I talked to cabbies in Glasgow and London. James, John, Simon, Leonard and more. It didn’t matter where we were, the talk was every side of the Brexit issue and football, equally important subjects in the U.K.
In London we had wonderful service from Donal, the Hungarian concierge and Emma Louise at the desk as well as personal chats each day. Katarina, the Greek dining room manager, had fled Athens’ 40 percent unemployment and had worked for Hilton for five years while she balanced more education.
Muhammed, the Master Concierge from Sri Lanka, had been with Hilton 21 years and had finally brought his wife and children to London last year. His helpfulness and kindness to me were way above his job description. I was not surprised at his dedication to his employer, his family and his adopted home in England. He kissed my hand goodbye the last day.
Sandor from Poland ran the coffee shop where Daniella, from Rio, was a waitress. Willy the wee bartender from the highlands had come to the big city for his chance. And Neville. And David. Brionny. Maeve. The list is too long but the stories still linger. I have all their names and faces along with our conversations in my memory bank – and more than a few in my heart.
On my first trip to England 52 years ago, a country shopkeeper asked us, “What is like now, mates? Being in charge of the world?” He was talking about America’s power and position. Then he added, “We were 56 million sheep farmers who ruled the world for a few hundred years. It’s a tough job. I don’t envy you.”

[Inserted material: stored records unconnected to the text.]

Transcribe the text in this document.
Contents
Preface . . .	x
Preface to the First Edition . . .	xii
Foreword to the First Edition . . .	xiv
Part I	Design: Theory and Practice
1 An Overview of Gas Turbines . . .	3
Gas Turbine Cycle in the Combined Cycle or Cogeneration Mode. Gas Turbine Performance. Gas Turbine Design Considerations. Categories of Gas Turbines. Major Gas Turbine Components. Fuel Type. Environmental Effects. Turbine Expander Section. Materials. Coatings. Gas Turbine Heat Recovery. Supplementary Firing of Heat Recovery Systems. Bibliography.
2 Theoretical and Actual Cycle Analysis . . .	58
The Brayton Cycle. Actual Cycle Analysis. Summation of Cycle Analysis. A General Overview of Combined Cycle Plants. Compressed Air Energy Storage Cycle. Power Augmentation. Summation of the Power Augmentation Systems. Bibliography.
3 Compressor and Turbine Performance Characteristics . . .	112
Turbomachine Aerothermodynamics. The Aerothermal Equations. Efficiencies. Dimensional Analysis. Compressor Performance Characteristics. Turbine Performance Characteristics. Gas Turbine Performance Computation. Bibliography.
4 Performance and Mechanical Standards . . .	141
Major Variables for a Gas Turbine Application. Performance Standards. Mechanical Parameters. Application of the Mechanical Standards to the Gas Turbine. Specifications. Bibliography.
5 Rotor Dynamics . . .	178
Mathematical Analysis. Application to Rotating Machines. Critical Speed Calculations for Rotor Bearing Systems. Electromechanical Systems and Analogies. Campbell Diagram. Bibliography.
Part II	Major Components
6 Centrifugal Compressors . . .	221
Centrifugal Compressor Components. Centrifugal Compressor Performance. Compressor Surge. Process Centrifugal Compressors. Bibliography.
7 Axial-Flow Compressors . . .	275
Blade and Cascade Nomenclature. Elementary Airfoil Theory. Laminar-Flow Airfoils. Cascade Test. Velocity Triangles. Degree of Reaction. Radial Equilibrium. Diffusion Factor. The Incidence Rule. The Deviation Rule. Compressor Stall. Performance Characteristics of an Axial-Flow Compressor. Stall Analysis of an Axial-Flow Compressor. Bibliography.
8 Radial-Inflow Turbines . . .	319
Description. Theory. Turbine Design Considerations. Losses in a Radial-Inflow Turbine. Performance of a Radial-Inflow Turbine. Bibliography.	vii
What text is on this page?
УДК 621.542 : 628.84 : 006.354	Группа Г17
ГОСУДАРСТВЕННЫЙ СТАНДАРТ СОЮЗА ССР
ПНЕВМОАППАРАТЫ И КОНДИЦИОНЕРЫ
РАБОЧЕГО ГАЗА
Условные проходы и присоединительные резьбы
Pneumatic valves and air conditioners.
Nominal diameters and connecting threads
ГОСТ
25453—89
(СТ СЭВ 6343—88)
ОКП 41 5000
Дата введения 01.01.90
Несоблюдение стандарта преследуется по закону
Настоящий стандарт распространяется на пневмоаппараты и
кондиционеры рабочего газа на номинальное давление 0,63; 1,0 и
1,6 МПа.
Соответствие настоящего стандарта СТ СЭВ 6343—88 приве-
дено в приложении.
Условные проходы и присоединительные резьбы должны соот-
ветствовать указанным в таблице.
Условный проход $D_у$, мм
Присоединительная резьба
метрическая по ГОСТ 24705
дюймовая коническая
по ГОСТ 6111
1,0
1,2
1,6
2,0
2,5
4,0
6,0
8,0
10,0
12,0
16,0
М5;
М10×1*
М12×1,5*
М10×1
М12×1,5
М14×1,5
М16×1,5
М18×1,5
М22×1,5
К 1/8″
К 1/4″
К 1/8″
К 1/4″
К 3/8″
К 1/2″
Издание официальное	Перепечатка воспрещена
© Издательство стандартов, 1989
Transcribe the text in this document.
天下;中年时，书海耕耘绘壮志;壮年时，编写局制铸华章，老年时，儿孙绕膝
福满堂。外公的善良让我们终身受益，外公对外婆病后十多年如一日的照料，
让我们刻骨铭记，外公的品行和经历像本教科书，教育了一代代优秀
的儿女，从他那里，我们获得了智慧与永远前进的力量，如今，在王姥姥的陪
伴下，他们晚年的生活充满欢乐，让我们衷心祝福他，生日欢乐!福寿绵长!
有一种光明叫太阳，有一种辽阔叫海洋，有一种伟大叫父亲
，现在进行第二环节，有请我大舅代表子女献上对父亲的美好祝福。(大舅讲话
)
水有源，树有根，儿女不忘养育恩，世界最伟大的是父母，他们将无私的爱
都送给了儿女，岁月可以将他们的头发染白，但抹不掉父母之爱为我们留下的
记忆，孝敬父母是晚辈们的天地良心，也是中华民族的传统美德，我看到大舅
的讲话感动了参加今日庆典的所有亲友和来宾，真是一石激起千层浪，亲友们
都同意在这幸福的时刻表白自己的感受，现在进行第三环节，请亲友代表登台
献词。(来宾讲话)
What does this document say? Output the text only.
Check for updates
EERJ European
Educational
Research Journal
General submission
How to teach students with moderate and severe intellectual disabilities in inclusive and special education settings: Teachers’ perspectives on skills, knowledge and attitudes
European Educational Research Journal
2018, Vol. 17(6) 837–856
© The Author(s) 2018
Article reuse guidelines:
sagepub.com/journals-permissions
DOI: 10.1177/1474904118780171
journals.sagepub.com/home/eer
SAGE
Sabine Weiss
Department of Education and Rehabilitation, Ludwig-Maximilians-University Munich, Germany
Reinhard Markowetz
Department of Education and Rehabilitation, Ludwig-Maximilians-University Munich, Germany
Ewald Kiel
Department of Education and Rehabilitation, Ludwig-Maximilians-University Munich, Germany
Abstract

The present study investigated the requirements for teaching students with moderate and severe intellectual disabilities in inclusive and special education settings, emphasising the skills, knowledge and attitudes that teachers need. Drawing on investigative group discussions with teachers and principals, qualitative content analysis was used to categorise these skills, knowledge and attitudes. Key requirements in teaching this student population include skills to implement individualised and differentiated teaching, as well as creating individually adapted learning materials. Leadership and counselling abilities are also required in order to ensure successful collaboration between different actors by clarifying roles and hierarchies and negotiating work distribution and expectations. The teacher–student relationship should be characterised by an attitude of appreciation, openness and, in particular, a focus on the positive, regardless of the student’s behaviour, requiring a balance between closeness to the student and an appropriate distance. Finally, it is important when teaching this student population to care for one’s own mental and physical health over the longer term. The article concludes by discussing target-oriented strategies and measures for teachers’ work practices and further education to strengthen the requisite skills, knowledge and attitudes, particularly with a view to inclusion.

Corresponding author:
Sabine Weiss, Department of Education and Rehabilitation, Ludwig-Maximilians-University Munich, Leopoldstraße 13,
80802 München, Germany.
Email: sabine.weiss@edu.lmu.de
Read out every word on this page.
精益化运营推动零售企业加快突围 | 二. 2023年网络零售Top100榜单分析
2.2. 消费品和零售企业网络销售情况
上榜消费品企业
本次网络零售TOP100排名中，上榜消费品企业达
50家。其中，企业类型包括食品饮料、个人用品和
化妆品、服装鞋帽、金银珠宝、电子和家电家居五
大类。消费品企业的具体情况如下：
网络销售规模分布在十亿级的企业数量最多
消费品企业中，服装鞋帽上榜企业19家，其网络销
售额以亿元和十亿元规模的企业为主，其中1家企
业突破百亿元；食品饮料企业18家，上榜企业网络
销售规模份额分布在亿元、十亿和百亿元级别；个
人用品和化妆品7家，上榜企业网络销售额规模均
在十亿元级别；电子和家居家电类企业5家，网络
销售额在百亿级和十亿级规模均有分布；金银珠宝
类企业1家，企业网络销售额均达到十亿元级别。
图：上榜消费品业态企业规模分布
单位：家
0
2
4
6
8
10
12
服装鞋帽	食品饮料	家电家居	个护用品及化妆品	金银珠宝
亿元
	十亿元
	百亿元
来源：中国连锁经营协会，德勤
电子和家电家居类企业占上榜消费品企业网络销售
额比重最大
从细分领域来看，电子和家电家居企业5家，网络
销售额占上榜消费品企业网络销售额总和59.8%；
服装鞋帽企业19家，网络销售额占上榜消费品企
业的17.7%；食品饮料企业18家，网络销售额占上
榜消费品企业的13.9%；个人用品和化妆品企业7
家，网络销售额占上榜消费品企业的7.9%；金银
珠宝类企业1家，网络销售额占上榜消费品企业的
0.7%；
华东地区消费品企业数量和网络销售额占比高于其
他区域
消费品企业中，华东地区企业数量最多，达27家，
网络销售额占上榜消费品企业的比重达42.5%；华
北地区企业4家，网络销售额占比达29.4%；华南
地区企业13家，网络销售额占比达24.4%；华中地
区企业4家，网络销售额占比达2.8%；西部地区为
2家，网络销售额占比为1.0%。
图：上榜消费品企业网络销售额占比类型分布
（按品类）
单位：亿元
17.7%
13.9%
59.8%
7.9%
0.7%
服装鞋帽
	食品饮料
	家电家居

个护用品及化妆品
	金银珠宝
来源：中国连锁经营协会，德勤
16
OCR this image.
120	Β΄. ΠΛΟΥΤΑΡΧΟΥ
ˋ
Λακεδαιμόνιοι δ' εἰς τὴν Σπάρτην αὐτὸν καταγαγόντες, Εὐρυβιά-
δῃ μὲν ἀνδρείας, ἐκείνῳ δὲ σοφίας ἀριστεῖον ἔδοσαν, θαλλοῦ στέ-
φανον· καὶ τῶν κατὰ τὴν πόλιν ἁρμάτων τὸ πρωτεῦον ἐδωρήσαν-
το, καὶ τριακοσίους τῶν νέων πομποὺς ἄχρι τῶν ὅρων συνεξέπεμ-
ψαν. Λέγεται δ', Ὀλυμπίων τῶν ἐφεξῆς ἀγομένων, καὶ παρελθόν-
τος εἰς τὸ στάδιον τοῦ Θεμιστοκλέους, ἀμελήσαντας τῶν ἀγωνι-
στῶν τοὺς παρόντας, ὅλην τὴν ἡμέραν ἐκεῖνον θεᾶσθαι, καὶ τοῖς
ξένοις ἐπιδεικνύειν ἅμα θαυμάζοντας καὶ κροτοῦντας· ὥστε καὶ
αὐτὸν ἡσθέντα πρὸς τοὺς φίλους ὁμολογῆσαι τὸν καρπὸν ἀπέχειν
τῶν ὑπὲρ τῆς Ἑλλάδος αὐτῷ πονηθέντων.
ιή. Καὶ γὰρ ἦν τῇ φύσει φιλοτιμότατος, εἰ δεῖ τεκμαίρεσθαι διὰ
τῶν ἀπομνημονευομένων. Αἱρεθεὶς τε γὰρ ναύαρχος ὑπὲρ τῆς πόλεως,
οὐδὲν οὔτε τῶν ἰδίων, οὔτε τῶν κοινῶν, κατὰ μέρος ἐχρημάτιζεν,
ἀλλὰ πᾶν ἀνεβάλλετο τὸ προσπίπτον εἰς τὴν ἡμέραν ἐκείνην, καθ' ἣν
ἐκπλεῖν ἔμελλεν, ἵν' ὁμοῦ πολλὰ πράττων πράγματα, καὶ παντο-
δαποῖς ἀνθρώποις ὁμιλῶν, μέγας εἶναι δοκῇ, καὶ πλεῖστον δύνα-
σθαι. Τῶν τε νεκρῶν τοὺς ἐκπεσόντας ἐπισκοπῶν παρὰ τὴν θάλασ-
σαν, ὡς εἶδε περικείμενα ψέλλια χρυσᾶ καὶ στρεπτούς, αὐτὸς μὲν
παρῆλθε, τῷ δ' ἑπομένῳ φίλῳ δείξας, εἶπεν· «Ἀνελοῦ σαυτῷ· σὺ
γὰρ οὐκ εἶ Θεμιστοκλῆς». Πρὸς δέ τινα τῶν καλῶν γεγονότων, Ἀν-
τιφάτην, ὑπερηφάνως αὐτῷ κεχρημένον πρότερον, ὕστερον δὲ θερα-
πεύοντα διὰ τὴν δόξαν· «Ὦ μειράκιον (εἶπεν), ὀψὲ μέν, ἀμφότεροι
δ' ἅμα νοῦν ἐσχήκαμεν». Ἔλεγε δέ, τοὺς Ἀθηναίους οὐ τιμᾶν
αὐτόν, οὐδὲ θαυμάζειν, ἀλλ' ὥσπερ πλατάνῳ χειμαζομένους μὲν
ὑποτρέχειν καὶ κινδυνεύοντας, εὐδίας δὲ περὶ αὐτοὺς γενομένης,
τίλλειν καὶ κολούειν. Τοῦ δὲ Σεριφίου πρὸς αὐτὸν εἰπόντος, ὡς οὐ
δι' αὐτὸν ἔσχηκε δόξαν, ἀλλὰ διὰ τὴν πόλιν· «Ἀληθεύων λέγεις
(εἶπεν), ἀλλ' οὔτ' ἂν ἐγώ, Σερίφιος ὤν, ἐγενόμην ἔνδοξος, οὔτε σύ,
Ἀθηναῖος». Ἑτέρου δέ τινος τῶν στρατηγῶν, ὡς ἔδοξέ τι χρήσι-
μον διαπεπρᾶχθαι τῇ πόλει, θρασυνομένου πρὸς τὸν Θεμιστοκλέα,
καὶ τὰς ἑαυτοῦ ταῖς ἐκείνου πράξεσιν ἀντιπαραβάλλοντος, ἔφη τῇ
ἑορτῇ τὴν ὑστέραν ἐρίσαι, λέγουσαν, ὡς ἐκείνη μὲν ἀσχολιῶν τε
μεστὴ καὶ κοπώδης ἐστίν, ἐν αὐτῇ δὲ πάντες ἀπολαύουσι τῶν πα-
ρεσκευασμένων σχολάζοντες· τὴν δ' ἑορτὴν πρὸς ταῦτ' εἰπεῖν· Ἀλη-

I’ve never forgotten that conversation and it opened my eyes to talking personally to the locals anytime I’m in a new place. I always learn more about where we visit but also about our common humanity. It’s humbling. Opposing and diverse opinions make for great perspective on world happenings.
Lastly, I always come away full of hope and optimism because we are, all of us, traveling the same road. We need each others’ help for the bumps. Its name is Kindness.